In terms of race and ethnicity, the Twin Cities region is one of the most rapidly diversifying metro areas in the nation. For 15 years, Hispanic, black and Asian residents — now almost a quarter of the population — have been flooding into the suburbs.
This is the American dream in action: people eager for a better life start in the cities, work hard and save, then find a house and yard to call their own. But an elite group of unelected officials — the Metropolitan Council, our regional government — wants to replace this dream with its own top-down vision.
The council was founded in the 1960s to oversee efficient regional use of sewers and roads. But under Gov. Mark Dayton, it is taking on a grandiose social mission. It plans to use "Thrive MSP 2040" — its 30-year development plan for the seven-county region, due out in early 2014 — to remake neighborhoods and impose planners' vision of the ideal mix of race, ethnicity and income on every municipality.
It laid the foundation with its "Fair Housing and Equity Assessment," a draft of which was released in June and which analyzed every census tract in the metro area to identify "Racially Concentrated Areas of Poverty" and "Opportunity Clusters." High-opportunity areas are essentially those with high-performing schools and low crime rates.
Using these data, the council will lay out what the region's 187 municipalities must do to disperse poverty.
As yet, the council has provided few details.

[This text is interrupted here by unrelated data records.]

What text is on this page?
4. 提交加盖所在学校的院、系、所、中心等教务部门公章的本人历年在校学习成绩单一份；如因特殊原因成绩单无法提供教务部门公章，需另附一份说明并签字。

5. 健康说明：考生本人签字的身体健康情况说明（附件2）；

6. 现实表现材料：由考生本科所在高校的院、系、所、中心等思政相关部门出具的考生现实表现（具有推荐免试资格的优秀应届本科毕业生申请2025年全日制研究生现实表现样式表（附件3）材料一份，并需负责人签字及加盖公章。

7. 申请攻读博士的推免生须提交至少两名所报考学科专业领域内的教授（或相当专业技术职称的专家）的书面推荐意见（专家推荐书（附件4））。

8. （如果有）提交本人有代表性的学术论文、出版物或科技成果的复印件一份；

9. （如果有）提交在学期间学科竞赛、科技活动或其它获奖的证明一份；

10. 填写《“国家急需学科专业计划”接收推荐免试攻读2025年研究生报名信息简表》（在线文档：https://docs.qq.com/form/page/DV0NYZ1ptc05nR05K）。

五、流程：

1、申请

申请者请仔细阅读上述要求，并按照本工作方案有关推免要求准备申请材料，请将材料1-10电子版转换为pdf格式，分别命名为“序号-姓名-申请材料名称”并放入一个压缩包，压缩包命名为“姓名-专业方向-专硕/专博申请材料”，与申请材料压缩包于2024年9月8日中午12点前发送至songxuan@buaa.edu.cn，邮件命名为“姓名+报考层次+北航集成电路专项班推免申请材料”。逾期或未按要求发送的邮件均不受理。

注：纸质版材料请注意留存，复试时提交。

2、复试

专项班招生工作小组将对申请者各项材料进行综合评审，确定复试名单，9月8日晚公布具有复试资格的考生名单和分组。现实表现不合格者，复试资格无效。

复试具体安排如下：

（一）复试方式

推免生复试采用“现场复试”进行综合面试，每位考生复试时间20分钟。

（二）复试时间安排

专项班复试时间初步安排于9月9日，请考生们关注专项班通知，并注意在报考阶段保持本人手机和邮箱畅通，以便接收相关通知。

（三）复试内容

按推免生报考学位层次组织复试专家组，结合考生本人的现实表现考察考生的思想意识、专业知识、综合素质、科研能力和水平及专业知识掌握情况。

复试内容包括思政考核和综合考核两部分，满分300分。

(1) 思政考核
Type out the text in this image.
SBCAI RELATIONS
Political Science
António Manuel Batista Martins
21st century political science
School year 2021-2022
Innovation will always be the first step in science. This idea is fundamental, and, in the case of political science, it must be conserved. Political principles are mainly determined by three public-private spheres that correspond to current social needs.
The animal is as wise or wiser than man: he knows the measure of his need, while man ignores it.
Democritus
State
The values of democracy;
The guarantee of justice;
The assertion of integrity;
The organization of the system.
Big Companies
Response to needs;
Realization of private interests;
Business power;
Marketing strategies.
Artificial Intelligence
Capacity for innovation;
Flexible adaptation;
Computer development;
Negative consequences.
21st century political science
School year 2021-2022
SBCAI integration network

But the federal Department of Housing and Urban Development — the source of the $5 million planning grant the council used to fund its racial mapping — has made the project's transformational nature clear. According to HUD, the mapping is intended to identify suburban land use and zoning practices that allegedly deny opportunity and create "barriers" for low-income and minority people. Regional plans, declares HUD, must ensure that suburbs change those practices to meet ratios consistent with racial and income quotas.
A look out east may signal what's on the horizon. Westchester County is New York's fourth most racially diverse. Nevertheless, HUD is requiring it to build 750 new units of low-income housing, with thousands more to follow. Most must be in neighborhoods that are less than 3 percent African-American and 7 percent Hispanic.
Repeated reviews of Westchester's 853 zoning districts have found no evidence of discriminatory zoning or land use. But HUD claims that racial or ethnic clustering in a municipality is, in and of itself, a violation of fair housing. It insists that typical zoning limits on the density, size, height or type of buildings are impermissible "restrictive practices," and has ordered the county to sue its municipalities.